1 Executive Summary

This report summarises the exploratory analysis carried out on the Coursera / SwiftKey HC Corpora dataset as part of the Data Science Capstone project. The ultimate goal is to build a next-word prediction algorithm and deploy it as a Shiny web application.
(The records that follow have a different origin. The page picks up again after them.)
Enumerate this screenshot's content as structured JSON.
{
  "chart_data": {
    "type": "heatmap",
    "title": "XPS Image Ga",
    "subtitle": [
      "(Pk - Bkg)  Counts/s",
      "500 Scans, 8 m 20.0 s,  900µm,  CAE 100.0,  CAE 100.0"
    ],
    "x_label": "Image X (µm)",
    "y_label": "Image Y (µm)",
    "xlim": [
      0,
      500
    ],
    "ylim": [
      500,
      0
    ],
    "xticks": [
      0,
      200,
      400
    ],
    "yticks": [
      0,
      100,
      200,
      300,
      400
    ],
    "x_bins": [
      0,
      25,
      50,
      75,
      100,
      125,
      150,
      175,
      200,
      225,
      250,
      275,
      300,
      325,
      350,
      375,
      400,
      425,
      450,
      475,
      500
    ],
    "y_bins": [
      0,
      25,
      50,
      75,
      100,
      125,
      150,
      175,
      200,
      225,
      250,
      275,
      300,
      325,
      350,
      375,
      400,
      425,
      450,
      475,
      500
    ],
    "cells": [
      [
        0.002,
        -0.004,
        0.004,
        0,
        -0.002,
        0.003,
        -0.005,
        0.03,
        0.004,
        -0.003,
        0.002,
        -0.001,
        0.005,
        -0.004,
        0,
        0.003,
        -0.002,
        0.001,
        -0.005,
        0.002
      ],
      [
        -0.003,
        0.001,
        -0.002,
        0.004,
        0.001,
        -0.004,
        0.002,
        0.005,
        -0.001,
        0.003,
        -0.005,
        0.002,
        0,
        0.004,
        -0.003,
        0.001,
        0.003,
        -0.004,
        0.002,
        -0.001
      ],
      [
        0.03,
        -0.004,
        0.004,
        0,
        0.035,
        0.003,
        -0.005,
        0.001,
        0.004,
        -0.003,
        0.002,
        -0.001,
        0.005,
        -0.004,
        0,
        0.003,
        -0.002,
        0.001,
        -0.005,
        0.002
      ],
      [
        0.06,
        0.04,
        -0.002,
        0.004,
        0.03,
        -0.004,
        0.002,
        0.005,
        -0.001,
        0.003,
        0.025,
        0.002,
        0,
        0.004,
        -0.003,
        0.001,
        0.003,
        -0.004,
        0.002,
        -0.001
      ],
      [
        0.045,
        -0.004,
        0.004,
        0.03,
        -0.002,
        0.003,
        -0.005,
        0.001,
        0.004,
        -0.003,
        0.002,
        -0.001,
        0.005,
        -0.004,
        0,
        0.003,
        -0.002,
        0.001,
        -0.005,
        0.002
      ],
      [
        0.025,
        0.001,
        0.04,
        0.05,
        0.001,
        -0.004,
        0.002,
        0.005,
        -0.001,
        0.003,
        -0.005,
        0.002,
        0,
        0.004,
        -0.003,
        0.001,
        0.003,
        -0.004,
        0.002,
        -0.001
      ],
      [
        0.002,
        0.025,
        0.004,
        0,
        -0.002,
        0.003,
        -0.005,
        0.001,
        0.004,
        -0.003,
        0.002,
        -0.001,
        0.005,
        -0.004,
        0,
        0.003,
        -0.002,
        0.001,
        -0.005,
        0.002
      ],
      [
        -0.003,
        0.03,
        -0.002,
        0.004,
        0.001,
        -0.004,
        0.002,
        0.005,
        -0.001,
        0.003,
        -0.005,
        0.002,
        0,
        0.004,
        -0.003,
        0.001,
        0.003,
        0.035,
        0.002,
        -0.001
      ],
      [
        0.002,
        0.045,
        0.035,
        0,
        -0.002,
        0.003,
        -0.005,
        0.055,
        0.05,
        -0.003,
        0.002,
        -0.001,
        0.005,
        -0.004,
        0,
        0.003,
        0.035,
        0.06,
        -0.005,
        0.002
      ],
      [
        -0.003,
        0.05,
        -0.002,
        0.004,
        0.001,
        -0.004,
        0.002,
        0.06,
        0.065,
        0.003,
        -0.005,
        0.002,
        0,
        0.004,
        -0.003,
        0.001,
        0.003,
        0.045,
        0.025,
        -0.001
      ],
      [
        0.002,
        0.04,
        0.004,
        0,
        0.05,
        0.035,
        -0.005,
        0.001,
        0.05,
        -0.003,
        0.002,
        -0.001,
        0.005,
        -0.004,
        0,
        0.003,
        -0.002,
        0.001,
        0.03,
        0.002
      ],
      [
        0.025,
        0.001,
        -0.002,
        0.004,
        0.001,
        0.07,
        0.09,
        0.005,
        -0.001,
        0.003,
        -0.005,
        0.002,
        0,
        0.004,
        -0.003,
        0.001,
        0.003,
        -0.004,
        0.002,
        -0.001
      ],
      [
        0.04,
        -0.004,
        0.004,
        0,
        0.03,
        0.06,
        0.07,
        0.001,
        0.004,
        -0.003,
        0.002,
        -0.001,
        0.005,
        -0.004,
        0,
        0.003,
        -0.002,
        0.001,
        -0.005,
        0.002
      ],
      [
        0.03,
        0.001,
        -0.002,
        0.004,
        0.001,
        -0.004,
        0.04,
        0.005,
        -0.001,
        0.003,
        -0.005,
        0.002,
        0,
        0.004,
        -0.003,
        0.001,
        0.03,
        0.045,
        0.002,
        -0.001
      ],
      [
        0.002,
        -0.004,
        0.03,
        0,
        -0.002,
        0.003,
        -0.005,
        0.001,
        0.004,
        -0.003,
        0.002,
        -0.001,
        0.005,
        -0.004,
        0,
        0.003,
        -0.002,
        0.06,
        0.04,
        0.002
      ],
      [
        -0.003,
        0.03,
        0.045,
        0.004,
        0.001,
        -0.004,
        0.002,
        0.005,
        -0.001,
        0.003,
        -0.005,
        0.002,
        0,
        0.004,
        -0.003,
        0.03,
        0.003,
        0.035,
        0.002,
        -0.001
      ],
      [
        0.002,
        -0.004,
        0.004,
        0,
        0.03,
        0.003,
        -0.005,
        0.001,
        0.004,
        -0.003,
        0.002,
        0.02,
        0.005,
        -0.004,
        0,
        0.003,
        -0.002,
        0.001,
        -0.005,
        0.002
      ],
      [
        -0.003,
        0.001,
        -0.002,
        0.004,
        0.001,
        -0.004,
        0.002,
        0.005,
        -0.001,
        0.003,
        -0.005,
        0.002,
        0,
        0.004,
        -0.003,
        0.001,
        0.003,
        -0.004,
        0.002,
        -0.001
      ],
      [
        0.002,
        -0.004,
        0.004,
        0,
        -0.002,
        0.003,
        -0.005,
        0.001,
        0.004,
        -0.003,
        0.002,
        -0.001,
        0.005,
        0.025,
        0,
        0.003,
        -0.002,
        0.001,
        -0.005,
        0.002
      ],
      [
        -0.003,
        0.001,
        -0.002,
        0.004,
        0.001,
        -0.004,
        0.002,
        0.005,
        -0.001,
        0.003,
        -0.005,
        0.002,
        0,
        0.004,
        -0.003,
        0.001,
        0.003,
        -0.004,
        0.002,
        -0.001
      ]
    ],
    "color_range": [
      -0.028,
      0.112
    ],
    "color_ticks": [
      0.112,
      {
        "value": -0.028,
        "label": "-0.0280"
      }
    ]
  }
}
The corpus consists of three English-language text files sampled from blogs, news articles and Twitter. Key findings from this exploration are:

  • The three files together contain over 4 million lines and roughly 100 million words.
  • A relatively small vocabulary — the most frequent 500–1 000 words — accounts for the vast majority of text.
  • Twitter text is shorter, more informal and uses more punctuation and abbreviations than the other sources.
  • N-gram analysis (unigrams, bigrams, trigrams) shows clear patterns that can be exploited for prediction.

2 The Data

2.1 Source & Download

The data are provided by HC Corpora via the Coursera capstone page. After downloading and unzipping, the English-language corpus lives in final/en_US/ and contains three plain-text files:

File Description
en_US.blogs.txt Posts scraped from English-language blogs
en_US.news.txt Articles scraped from English-language news sites
en_US.twitter.txt Tweets scraped from Twitter

2.2 Loading the Data

# Adjust this path to wherever you unzipped the Coursera dataset
data_path <- "D:/final/en_US/"

blogs_raw   <- readLines(paste0(data_path, "en_US.blogs.txt"),
                         encoding = "UTF-8", skipNul = TRUE)
news_raw    <- readLines(paste0(data_path, "en_US.news.txt"),
                         encoding = "UTF-8", skipNul = TRUE)
twitter_raw <- readLines(paste0(data_path, "en_US.twitter.txt"),
                         encoding = "UTF-8", skipNul = TRUE)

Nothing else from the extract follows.